A Check on Health Check Critics

In response to the letter published in your June 16 edition of Marketing entitled “Health Check hurts us all,” there are a number of facts that we would like to clarify regarding the Heart and Stroke Foundation’s Health Check program. Transparency is a critical and guiding principle governing the program since its launch in 1999. […]

In response to the letter published in your June 16 edition of Marketing entitled “Health Check hurts us all,” there are a number of facts that we would like to clarify regarding the Heart and Stroke Foundation’s Health Check program.

Transparency is a critical and guiding principle governing the program since its launch in 1999. Licensing fee information, along with details about how the program operates, can be found on the Health Check website at HealthCheck.org.

The Health Check program operates as a cost-recovery program. It is not a fundraising program for the foundation. Financially, it operates independently from the Heart and Stroke Foundation of Canada. The fee is a sliding scale, allowing small and large companies to participate. Almost 40% of the companies in the Health Check program pay as low as $300 per SKU per year. Each participating company must state on packaging and/or menus that a fee is paid to the Health Check program.

To add the Health Check symbol to their product packaging or restaurant menu item, companies must first voluntarily submit their product or menu item to be evaluated by registered dietitians. Each product/menu item must meet certain nutrient standards based on Canada’s Food Guide.

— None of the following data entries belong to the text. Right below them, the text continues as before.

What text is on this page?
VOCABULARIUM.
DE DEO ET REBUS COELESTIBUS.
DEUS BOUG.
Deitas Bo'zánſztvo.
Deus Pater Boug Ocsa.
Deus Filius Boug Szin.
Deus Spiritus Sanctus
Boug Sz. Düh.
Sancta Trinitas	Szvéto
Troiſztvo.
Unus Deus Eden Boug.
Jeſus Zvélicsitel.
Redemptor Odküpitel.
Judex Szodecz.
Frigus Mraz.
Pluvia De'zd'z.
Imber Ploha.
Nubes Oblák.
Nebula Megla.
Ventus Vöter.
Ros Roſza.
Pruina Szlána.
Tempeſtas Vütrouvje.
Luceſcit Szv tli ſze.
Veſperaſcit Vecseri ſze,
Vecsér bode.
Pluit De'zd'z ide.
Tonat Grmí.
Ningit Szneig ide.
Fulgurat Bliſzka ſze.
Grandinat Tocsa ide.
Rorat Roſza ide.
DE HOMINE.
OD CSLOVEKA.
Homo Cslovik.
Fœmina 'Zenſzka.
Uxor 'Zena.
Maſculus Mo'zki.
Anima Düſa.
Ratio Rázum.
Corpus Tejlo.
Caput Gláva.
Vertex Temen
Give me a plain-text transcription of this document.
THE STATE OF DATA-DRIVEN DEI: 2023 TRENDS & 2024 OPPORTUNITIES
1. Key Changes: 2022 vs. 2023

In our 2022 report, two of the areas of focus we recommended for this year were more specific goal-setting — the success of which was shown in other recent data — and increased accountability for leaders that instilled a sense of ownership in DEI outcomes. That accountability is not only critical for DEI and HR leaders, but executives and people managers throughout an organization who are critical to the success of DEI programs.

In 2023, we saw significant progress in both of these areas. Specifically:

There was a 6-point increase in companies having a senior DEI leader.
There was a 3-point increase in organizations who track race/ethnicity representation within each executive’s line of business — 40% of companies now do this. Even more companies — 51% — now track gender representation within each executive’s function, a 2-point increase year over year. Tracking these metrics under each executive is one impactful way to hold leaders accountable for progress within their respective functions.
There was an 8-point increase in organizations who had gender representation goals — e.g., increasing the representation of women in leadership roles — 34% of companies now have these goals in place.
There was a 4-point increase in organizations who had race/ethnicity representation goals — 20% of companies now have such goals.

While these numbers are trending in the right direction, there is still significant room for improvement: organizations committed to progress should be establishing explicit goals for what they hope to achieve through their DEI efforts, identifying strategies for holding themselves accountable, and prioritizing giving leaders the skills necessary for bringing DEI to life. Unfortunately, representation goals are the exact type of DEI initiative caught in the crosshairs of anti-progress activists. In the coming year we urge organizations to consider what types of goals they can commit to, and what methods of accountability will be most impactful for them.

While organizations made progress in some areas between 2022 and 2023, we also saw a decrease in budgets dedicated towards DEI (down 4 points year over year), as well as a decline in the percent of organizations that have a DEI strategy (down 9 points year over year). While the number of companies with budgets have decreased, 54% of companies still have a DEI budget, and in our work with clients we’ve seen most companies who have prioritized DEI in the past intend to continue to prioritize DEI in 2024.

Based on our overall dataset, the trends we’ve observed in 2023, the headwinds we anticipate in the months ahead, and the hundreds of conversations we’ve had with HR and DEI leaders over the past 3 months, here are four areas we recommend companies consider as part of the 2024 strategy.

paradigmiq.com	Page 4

Health Check is designed to help consumers make healthy choices within many food categories. We can only evaluate products that are voluntarily submitted to us for evaluation. We recently strengthened our criteria to reflect the new Food Guide and its recommendations regarding sodium, fibre and trans fat. To address the growing concern with sugar in Canadians’ diets, we created a sugar criteria, despite no specific federal regulations.

TERRY DEAN
DIRECTOR, HEALTH CHECK PROGRAM
HEART AND STROKE FOUNDATION OF CANADA

FEELING FLUSHED

A copy of Marketing came my way for the first time recently and I was intrigued to read Chris Powell’s article “Urban decor” (June 16, p. 10) about how Astral Media Outdoor has won a major contract “to transform Toronto’s cityscape with new street furniture.”

The scale of the makeover is most impressive. I’m sure the 5,100 new transit shelters, 12,500 garbage/recycling bins and 2,000 benches will be put to good use by many of Toronto’s 2.5 million citizens. But I’m rather concerned that only 20 public washrooms are being installed under the multimillion-dollar scheme.

Mr. Powell notes that only the transit shelters and 120 “InfoToGo” pillars will carry advertising, and he wonders how “flush” with cash Astral will be in 20 years at the end of the contract with the City of Toronto.

So the talk of “flushing” gave me the idea that Astral might raise a little additional revenue by advertising inside the forthcoming “fully-automated, self-cleaning toilets.” I’m sure that many of Marketing‘s very talented readers would be able to come up with some suitable ads for the “captive” audiences inside the new public loos, perhaps along the lines of the successful one I remember in England many years ago for a household product that its manufacturer claimed could reach the most difficult parts of a toilet basin: it ran under the inspired heading “Round the bend with Harpic.”

JOHN RAYBOULD
WESTBANK, B.C.

CANNES RECOUNT

I read your article “Hey Canada, wake up!” with great interest (July 14, p 13). Canada’s official Cannes medal tally may be eight but, in truth, it was 10.

The Integrated Grand Prix winner for Xbox was officially an American entry that failed to recognize the Canadian contribution of MacLaren McCann’s Erin Wendel and Lauren McCrindle. Both are acknowledged by name on the Cannes website but not by country. (EDITOR’S NOTE: Though the official tally was eight, Marketing gave Canada credit for nine Lions since a MacLaren radio spot for Durex won a Bronze Lion, but the award went to the U.S. because it was entered by the New York production company.)

Isn’t it just like us Canadians to be understated? Just because the Cannes credits don’t fully acknowledge multinational winners, doesn’t mean we can’t. Hopefully this letter will help to that end.

KERRY REYNOLDS
VP, EXECUTIVE GROUP CREATIVE DIRECTOR
MACLAREN MCCANN

SEXY SUMOS?

If anyone thinks there is anything remotely sexy about overweight men in a Japanese ‘diaper’ (Marketing Daily, May 28, “Subaru’s sexy sumos”), they are seriously kidding themselves. Ad people, especially ad men are completely alien to me. It’s a “what were they thinking” situation.